In order to get things working again, replace the cpus_have_const_cap()
invocation with an explicit check for the current CPU using
this_cpu_has_cap().
Cc: Sai Prakash Ranjan <saiprakash.ranjan@codeaurora.org>
Cc: Stephen Boyd <swboyd@chromium.org>
Cc: Catalin Marinas <catalin.marinas@arm.com>
Cc: Mark Rutland <mark.rutland@arm.com>
Reviewed-by: Suzuki K Poulose <suzuki.poulose@arm.com>
Acked-by: Marc Zyngier <maz@kernel.org>
Link: https://lore.kernel.org/r/20201106114952.10032-1-will@kernel.org
Signed-off-by: Will Deacon <will@kernel.org>
 
 /*
  * CPU feature detected at boot time based on feature of one or more CPUs.
  * All possible conflicts for a late CPU are ignored.
+ * NOTE: this means that a late CPU with the feature will *not* cause the
+ * capability to be advertised by cpus_have_*cap()!
  */
 #define ARM64_CPUCAP_WEAK_LOCAL_CPU_FEATURE            \
        (ARM64_CPUCAP_SCOPE_LOCAL_CPU           |       \
 
        bool prev32, next32;
        u64 val;
 
-       if (!(IS_ENABLED(CONFIG_ARM64_ERRATUM_1418040) &&
-             cpus_have_const_cap(ARM64_WORKAROUND_1418040)))
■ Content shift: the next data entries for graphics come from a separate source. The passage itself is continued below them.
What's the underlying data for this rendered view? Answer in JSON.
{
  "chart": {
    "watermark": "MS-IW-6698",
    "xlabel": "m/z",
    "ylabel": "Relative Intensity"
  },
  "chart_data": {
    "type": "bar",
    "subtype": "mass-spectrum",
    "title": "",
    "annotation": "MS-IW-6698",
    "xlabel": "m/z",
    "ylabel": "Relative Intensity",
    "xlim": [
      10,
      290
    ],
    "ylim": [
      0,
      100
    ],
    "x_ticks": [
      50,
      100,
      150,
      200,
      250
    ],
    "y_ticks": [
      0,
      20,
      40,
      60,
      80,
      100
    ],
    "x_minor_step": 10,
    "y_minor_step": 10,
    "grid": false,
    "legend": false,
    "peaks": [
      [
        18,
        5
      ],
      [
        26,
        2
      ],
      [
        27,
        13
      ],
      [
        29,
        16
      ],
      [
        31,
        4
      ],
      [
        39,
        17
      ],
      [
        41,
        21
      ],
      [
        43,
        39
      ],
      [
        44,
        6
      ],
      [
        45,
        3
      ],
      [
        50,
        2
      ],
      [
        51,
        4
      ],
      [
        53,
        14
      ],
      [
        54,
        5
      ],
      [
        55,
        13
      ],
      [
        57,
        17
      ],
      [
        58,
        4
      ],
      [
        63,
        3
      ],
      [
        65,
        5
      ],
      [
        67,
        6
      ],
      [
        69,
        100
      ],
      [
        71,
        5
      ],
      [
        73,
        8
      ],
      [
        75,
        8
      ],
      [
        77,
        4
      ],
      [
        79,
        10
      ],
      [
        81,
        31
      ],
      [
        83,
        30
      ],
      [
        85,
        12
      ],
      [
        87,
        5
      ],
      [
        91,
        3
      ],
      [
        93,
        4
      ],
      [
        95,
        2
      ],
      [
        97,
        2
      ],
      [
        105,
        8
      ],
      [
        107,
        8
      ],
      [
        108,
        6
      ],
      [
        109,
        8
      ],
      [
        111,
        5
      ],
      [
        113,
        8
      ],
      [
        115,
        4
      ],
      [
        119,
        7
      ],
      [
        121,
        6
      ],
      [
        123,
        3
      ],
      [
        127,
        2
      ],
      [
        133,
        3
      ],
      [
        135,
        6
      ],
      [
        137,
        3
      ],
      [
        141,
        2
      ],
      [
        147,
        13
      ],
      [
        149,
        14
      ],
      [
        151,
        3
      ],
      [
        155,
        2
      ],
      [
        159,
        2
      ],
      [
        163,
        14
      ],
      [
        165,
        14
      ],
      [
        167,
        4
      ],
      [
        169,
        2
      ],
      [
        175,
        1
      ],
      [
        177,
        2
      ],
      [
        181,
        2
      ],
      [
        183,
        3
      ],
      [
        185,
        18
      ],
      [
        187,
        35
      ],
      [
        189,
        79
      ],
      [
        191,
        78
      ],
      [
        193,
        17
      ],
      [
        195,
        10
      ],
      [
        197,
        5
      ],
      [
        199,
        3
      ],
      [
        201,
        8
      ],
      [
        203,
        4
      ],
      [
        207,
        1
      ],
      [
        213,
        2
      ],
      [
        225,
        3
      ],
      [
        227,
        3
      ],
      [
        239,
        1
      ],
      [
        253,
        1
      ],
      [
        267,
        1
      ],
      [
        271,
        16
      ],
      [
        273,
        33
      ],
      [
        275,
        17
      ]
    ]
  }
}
+       if (!IS_ENABLED(CONFIG_ARM64_ERRATUM_1418040))
                return;
 
        prev32 = is_compat_thread(task_thread_info(prev));
        next32 = is_compat_thread(task_thread_info(next));
 
-       if (prev32 == next32)
+       if (prev32 == next32 || !this_cpu_has_cap(ARM64_WORKAROUND_1418040))
                return;
 
        val = read_sysreg(cntkctl_el1);